Re this original issue: NAICS parameters that are required for the EWKS API and optional for the CBP APIs have been added in https://github.com/hrecht/censusapi/commit/0fc5dcf364d2a85d1bb4ada63f11eb28618c448b for the next release.

NAICS codes can now be specified in the business patterns and ewks APIs.

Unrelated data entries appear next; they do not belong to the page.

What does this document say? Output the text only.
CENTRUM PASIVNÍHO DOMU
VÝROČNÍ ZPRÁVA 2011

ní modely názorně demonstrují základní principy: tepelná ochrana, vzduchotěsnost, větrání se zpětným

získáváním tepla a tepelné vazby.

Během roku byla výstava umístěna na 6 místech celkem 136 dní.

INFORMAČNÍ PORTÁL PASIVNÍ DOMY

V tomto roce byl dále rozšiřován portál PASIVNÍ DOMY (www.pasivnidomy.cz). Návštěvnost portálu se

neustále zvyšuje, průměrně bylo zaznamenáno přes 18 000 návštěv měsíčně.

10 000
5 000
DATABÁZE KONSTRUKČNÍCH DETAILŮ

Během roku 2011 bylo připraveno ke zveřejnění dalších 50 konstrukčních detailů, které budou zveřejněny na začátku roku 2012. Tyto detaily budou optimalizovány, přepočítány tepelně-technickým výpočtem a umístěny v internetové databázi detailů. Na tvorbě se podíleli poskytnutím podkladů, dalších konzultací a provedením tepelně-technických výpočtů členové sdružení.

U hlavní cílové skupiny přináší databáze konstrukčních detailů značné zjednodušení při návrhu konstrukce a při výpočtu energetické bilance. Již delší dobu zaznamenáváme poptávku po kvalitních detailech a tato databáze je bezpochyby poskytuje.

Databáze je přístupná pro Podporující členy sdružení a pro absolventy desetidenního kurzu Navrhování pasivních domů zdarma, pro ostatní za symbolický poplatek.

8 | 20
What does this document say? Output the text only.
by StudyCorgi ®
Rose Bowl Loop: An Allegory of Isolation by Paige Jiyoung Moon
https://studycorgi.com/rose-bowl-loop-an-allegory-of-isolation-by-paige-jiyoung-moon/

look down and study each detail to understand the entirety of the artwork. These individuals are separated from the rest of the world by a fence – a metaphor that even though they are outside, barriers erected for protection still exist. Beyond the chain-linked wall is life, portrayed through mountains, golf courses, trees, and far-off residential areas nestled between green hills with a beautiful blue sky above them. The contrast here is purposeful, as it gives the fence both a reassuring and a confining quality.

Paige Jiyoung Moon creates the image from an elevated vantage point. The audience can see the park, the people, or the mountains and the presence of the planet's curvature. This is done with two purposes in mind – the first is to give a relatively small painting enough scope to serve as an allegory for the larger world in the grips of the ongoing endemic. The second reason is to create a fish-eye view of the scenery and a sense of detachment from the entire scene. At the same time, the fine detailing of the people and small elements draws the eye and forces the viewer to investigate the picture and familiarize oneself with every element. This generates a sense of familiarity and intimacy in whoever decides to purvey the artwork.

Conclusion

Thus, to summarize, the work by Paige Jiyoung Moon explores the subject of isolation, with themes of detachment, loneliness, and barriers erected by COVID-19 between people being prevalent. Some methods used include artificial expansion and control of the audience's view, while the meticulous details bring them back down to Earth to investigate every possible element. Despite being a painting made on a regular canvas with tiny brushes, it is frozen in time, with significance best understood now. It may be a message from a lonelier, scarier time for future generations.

The argument for NAICS codes depends on the vintage of data being used - NAICS2012, NAICS2007, NAICS2002, NAICS1997, or SIC. The best way to determine which one to use is the API endpoint's documentation, e.g. https://www.census.gov/data/developers/data-sets/cbp-nonemp-zbp/cbp-api.2005.html

New functionality: This API call https://api.census.gov/data/1986/cbp?get=ESTAB,SIC_TTLGEO_TTL&for=county:*&in=state:01&SIC=70 can now be run using the latest development version of censusapi.

cbp_1986 <- getCensus(name = "cbp",
  vintage = "1986",
  vars = c("ESTAB", "SIC_TTL", "GEO_TTL"),
  region = "county:*",
  regionin = "state:1",
  sic = "70")

@mattwilliamson13 I hope this addresses your issue! Please let me know if this works.

mattwilliamson13 commented 6 years ago

Thanks @hrecht! Sorry for the delay in getting back to you. This seems to do what I need. Really appreciate your help.